After driving past some of KT’s vast, wet rice paddies we turn off the paved 2-lane highway to a side road leading to a Wildlife Preserve. This laterite road is unexpectedly wide and smooth, and devoid of traffic except for some plodding wooden oxcarts laden with poles. My friend’s youthful driver sees the open road as a rare chance to test how fast the boss’s SUV can go, and he pushes the pedal down, oblivious to the small herds of floppy-eared white cattle ambling across the road. It seems only a matter of time before the recklessness of youth encounters the realities of nature, and sure enough we suddenly hear a soft thump when a slow moving cow fails to dodge our fast moving surrogate race car. Fortunately the sturdy creature walks away from the incident unwounded – unlike our driver’s pride – and our journey now resumes at a more appropriate speed.

Passing the rural dwellings along the roadside I observe how housing publicly displays a family’s private success. The poorest families make do in crude shelters constructed entirely of woven thatch; the walls have an open door passage but no window openings. In the next social tier, the homes have wooden walls and thatch roofs, and are elevated on wooden poles, safely above the livestock and any floods. The better established families live in homes with doors that close, open window frames, a durable roof of tin or tile, and concrete stilts.
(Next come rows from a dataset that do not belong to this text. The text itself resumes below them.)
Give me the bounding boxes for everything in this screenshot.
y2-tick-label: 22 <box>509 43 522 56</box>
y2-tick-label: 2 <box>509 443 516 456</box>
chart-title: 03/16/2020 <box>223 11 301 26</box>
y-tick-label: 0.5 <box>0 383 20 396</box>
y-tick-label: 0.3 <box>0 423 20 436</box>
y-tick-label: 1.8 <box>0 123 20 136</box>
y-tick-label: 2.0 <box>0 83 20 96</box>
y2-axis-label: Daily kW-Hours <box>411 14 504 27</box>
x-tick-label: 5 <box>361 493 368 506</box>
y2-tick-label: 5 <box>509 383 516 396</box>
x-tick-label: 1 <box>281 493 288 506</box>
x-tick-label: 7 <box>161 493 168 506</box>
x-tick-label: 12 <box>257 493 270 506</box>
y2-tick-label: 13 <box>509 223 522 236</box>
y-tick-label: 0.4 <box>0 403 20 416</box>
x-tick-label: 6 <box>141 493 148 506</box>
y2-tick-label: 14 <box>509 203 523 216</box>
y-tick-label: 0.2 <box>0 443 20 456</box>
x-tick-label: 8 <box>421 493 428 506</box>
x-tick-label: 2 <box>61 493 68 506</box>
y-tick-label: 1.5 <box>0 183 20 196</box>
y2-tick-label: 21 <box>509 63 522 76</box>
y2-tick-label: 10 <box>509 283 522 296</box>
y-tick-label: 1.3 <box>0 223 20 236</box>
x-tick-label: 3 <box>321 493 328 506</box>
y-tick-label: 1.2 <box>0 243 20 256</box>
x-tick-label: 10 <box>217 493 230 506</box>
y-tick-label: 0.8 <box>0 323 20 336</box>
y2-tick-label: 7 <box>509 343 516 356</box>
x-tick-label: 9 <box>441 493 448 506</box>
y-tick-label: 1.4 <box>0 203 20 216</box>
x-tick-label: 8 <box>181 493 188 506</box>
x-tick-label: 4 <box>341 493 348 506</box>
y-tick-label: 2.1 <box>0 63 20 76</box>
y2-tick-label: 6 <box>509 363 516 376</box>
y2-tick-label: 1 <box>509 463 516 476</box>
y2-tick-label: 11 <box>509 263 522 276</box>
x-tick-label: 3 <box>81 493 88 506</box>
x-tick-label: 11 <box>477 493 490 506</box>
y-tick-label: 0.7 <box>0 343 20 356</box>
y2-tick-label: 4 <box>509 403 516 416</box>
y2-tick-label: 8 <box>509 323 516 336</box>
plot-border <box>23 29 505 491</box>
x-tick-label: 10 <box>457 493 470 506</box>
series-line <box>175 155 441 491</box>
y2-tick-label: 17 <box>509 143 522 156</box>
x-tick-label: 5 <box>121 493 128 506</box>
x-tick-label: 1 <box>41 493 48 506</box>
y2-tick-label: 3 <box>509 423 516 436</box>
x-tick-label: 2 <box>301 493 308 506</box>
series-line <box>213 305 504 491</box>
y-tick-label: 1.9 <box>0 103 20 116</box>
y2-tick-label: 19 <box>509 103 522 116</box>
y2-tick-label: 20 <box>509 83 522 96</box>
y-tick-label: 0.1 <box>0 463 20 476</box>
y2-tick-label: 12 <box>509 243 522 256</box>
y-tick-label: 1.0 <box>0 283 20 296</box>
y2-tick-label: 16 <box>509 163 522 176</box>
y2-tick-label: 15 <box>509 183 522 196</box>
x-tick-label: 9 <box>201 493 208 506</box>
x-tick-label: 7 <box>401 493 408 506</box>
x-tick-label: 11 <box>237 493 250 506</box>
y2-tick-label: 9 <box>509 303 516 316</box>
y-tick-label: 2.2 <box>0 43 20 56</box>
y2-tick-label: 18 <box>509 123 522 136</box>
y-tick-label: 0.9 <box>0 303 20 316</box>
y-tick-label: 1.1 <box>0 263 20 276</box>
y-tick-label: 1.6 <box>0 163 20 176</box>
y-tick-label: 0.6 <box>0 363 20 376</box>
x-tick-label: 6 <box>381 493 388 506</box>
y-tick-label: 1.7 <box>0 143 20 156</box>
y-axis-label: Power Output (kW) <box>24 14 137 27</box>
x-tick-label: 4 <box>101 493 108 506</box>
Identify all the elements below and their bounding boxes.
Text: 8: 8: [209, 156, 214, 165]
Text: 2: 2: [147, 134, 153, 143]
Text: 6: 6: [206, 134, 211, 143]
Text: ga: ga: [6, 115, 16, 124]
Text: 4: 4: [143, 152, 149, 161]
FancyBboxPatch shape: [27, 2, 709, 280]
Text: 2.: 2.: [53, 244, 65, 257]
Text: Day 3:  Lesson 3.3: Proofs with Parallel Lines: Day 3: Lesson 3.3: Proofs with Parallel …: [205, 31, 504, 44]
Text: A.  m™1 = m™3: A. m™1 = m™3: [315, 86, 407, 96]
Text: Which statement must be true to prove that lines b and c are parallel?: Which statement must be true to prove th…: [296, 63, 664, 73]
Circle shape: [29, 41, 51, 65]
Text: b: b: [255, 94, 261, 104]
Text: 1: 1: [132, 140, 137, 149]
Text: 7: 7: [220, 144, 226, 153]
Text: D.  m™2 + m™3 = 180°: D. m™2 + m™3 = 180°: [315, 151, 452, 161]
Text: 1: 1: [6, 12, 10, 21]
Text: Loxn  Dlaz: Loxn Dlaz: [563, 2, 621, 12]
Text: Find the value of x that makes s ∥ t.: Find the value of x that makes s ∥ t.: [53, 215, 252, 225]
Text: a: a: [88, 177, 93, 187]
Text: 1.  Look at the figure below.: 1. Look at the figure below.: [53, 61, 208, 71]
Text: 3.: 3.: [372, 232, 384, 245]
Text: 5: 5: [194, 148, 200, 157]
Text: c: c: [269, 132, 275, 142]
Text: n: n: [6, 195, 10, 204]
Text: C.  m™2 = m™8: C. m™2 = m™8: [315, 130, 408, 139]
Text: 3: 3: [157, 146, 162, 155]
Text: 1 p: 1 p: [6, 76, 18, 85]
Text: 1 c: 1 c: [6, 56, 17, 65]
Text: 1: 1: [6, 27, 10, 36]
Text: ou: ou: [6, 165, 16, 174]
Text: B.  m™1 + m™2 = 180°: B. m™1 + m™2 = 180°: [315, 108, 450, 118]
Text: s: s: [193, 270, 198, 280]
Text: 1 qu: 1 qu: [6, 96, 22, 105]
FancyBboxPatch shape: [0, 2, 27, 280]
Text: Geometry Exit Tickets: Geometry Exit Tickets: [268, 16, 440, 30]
The village’s wealthiest families showcase their status by adding luxurious ornamentation to their homes: carved patterned trim work along the eaves, and painted exterior walls (light blue is popular.) But affluence is always relative; even the best homes here lack glass windows, electricity, or indoor plumbing; in fact most homes do not appear to even have outdoor bathrooms.

The locals seem to have settled here in the past few years, perhaps with some government or NGO assistance as I notice a few sturdy cement wells. Some families have cleared the woods behind their homes and created subsistence-sized rice fields. While waiting for the rice to grow, most families raise cattle and cut forest wood for lumber or charcoal. Underneath most elevated houses there’s a stack of rough cut boards; a basic form of savings that can be traded in a family emergency.

Cambodia is a country of kids and there are plenty of kids here. All are sun-bronzed and rail thin; malnourishment is rural Cambodia’s dietary challenge, not obesity like in rural America. I see no schools, toys or bicycles here; just lots of kids working, either herding their wandering cattle or hauling in wood. The only happy smiles I see are on a few toddlers splashing in a flood-puddle while their older siblings trudge home from the forest (see photo). They stare at our fancy SUV like an alien spaceship has landed.

We drive up to the unguarded Wildlife Preserve, and soon confirm my suspicion that this is the source of the firewood that the kids are hauling home. Swathes of forest have already been stripped bare and the remainder seems just waiting for the saws and machetes. Driving the demand is Cambodia’s booming charcoal industry, reportedly a $25 million business in Phnom Penh alone, despite being considered a leading cause of global warming. The vision of unschooled children sent to chop down a protected forest to produce a destructive fuel is troubling, but prevalent across Cambodia and the developing world. Perhaps the villagers understand that the quicker they can degrade this Preserve, the sooner it might be converted into a big rubber or cashew plantation which might offer them employment and even build a community school. More likely they are just trying to survive another day by making use of the resources available to them, as pioneer settlers have always done on the frontiers of human history.